Leer

Ostfriesland
29.01.2013

Glätte: Borro-Ärzte hatten viel zu tun

Von Maria Berentzen

In Leer gab es mehr Verletzte als sonst. Auf den vereisten Flächen waren vor allem ältere Leute ausgerutscht, berichtet ein Mediziner.

Ostfriesland - Glatt war es am Sonntagabend und gestern in Ostfriesland. Ein Teil des Schnees war aufgetaut, wieder angefroren – und hatte Straßen und Wege in huckelige Eispisten verwandelt, auf denen man sich kaum auf den Beinen halten konnte.

Viele Sturzverletzungen haben vor allem die Mitarbeiter im Borromäus-Hospital in Leer behandelt. „Wir hatten etliche Patienten, die sich durch die Glätte verletzt hatten“, berichtet der Arzt Dr. Ferzen Can. Einige seien beim Schlittschuhfahren gestürzt, andere auf glatten Straßen ausgerutscht oder mit dem Rad gefallen. Typische Verletzungen seien Unterschenkel- und Handgelenksbrüche und Prellungen. „Sonst haben wir drei bis vier Leute mit diesen Problemen beim Notdienst, diesmal waren es zehn bis 15“, berichtet er. Vor allem ältere Menschen seien gefallen und hätten sich Verletzungen zugezogen. „Sie können sich schlechter abfangen und ihre Knochen brechen leichter“, so Can.

„Wir hatten außergewöhnlich wenig Verletzte durch Stürze“, hieß es in Aurich

„Man hätte auf der Straße Schlittschuh laufen können“, sagt Michael Löning vom Klinikum in Leer. Dort ist es in der Notaufnahme vergleichsweise ruhig geblieben. „Im Fernsehen und im Radio ist vor dem Wetter gewarnt worden. Die Leute haben sich angepasst“, vermutet er.

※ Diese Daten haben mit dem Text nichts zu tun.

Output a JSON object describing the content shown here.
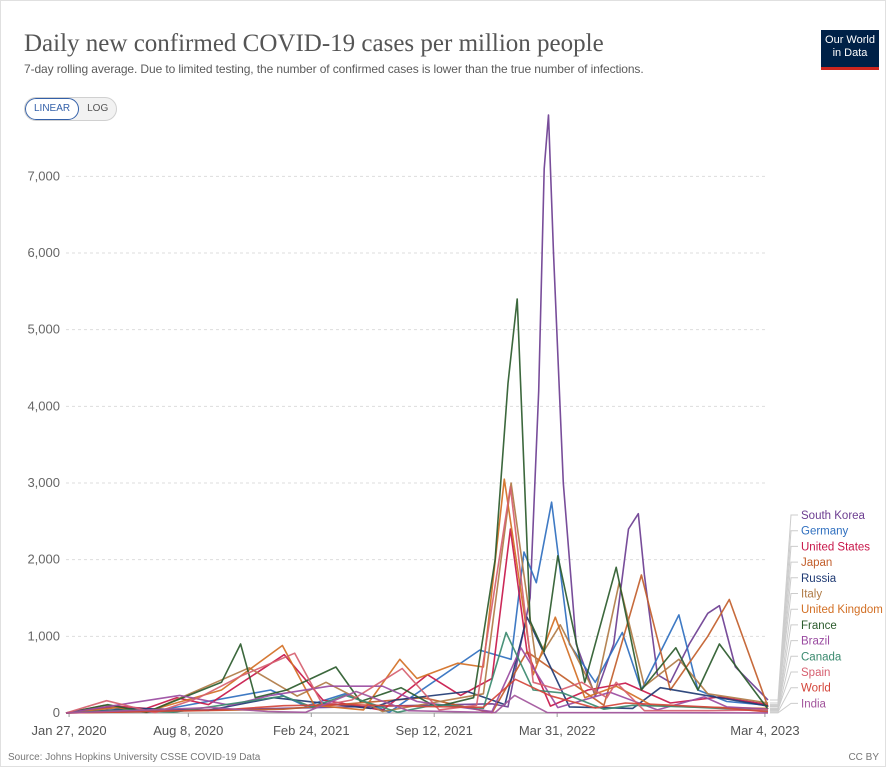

Ähnlich war es in den Ubbo-Emmius-Kliniken in Norden und in Aurich: „Wir hatten außergewöhnlich wenig Verletzte durch Stürze“, sagt die Ärztin Dr. Andrea Warnemünde. „Wir hätten eigentlich mit mehr Leuten gerechnet.“

Das Klinikum in Emden war für eine Stellungnahme nicht zu erreichen.